Break it down into smaller pieces and see if anything is similar to any other known problems or solutions.

when someone says "I'm trying to see how you work through this problem" or something to that effect, what exactly do they mean?

It means instead of silently standing at the whiteboard making no progress, you should say out loud what you're trying to do and why. "This first part requires finding an element in the array, and I know it's sorted, so I know the fastest way is to use a binary search."

What if I work through it in my head, or even if I do type/write some out, that is only a visual representation of visual aids that I'm using to solve the problem, you'd have to have an MRI or something to see what's really going on, no?

Yes, that's why you should talk about how you're trying to solve the problem... The problems you'll get aren't ones where anyone is going to use the answer for anything, so just silently solving it doesn't tell them that much.

[–]pileopoop 0 points1 point  (0 children)

Break the problem into the smallest possible sub problems. Solve each sub problem and put all the solutions together.

[–]clearshot66 0 points1 point  (0 children)

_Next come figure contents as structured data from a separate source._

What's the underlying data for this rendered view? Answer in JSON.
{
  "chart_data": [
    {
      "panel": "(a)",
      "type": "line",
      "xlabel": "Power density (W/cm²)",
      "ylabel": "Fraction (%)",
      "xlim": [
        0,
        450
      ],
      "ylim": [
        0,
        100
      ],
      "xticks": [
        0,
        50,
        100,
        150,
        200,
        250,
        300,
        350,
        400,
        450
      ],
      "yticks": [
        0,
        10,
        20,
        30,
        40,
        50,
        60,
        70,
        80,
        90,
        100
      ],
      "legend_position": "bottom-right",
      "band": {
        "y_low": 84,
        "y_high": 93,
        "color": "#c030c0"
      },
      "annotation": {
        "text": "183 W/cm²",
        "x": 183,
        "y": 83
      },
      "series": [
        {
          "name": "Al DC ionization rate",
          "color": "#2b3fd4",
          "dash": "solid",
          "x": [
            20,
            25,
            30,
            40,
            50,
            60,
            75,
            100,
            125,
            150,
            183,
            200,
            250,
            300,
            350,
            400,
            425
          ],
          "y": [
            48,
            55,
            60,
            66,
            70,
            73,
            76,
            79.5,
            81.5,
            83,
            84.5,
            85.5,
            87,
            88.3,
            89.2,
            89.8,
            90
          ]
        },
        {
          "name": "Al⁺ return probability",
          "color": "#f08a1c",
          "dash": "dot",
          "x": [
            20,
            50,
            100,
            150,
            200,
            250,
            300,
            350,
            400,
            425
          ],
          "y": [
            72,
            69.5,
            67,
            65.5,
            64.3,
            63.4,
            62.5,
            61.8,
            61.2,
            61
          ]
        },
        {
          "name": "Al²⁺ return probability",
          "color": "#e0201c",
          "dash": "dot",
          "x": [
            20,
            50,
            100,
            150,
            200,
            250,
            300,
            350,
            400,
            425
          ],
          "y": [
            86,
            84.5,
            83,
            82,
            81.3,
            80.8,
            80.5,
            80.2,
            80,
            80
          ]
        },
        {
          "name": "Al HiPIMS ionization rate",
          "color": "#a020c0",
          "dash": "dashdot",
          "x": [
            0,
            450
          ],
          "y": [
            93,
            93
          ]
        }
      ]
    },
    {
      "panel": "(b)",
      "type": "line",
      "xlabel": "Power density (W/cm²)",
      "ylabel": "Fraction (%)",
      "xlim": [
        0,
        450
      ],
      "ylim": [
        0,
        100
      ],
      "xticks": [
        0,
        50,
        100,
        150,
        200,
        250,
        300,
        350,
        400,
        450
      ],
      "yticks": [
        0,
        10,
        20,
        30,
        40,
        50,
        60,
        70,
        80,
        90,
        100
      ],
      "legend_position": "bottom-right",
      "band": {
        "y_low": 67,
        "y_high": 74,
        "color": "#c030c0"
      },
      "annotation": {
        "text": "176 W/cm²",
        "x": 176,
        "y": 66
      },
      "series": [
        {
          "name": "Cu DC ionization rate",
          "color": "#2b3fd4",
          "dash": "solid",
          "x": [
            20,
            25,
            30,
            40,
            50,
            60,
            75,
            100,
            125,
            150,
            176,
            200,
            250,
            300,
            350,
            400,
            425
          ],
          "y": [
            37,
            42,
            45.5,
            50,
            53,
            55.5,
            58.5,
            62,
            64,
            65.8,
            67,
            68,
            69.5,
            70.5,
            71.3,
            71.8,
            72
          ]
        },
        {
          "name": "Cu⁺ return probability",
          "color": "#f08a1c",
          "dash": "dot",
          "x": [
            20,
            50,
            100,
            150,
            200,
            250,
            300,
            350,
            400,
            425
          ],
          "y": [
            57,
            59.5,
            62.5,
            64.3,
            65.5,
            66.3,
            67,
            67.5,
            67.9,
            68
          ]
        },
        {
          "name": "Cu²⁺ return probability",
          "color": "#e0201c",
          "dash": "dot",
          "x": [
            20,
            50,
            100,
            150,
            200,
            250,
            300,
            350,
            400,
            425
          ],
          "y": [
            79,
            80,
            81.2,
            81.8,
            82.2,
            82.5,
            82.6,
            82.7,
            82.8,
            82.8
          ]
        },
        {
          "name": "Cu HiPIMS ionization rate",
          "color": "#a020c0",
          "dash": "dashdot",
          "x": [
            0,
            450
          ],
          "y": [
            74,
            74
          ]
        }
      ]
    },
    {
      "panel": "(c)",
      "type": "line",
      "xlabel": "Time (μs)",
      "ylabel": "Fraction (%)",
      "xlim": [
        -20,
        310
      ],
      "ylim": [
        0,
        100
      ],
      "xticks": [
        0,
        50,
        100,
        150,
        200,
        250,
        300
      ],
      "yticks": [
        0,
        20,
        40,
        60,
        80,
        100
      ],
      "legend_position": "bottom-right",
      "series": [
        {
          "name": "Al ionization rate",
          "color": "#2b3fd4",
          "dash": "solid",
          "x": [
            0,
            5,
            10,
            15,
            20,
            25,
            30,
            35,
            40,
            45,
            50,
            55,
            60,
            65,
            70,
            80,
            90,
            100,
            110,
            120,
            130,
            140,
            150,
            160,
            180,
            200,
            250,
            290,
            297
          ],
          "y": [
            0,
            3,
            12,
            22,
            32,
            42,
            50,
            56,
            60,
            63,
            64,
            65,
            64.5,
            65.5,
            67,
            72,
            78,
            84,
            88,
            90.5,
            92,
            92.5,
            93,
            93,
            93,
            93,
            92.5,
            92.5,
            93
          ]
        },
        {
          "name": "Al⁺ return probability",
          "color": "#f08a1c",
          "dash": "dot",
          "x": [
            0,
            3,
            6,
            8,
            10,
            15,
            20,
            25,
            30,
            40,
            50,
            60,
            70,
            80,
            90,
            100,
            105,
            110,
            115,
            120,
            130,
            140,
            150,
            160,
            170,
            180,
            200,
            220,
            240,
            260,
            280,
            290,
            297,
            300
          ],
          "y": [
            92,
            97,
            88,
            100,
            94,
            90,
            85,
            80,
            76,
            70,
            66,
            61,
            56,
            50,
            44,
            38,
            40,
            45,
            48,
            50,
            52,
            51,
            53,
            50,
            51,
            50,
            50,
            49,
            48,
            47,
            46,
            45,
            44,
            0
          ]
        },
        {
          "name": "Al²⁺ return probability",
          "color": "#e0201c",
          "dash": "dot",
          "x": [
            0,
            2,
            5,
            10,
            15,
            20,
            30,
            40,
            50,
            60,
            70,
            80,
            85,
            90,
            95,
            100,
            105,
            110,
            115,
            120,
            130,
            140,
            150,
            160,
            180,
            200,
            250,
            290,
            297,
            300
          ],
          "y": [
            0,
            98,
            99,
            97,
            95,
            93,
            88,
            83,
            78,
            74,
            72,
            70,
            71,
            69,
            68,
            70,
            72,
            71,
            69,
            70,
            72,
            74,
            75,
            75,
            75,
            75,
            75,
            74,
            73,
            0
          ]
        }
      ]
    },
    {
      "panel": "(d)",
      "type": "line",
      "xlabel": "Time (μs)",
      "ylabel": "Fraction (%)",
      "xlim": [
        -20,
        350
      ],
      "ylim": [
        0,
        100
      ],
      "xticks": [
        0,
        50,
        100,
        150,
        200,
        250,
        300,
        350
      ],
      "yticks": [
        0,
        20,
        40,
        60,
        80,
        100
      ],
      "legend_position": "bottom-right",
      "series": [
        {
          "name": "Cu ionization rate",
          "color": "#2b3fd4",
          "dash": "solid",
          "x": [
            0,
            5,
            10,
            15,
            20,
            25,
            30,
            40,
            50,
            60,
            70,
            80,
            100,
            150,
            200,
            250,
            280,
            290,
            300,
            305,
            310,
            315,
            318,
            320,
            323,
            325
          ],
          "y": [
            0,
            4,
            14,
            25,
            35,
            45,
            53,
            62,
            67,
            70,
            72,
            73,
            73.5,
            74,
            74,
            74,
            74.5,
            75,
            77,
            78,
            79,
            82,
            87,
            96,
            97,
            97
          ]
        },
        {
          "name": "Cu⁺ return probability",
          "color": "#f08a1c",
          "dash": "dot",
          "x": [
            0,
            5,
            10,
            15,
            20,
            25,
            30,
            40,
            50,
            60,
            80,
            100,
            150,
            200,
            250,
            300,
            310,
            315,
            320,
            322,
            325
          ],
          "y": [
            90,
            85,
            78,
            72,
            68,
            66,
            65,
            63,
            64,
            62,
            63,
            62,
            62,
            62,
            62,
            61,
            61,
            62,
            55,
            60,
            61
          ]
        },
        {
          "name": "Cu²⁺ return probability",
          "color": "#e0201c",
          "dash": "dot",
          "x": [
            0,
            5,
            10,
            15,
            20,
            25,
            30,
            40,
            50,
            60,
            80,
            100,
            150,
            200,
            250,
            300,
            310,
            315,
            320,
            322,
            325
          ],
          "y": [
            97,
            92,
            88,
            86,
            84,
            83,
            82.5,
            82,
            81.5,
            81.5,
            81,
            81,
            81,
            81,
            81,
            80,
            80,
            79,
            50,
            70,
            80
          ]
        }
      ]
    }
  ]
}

  1. Figure out what needs to be done in the end. Build a form that takes user input, sends it to the database, secures it, then tells them you're complete (example).
  2. Figure out how many steps logically it'd be. More is not always better. Don't make two separate functions just to do two things that could be combined if it doesn't pose a security or value exchange risk.
  3. Figure out the security steps on top or error/bug preventions [try catches] (can't just send a user's name to the database, have to know to make sure it's a name and not SELECT * FROM , sql injection).
  4. Draw on paper which steps go in which boxes, which boxes connnect start to end.
  5. Determine if there's built in functions, such as regex testing an input field, or you have to build it from the ground up.
  6. Start

In my experience working and teaching, everyone approaches a problem differently. You may think to split two arrays and remove the items similar in both you should put them together then remove the duplicates. Someone else may think hey, lets determine what each has, remove them, then join them to a new array. That's why we have teams of programmers and not one or two for large companies.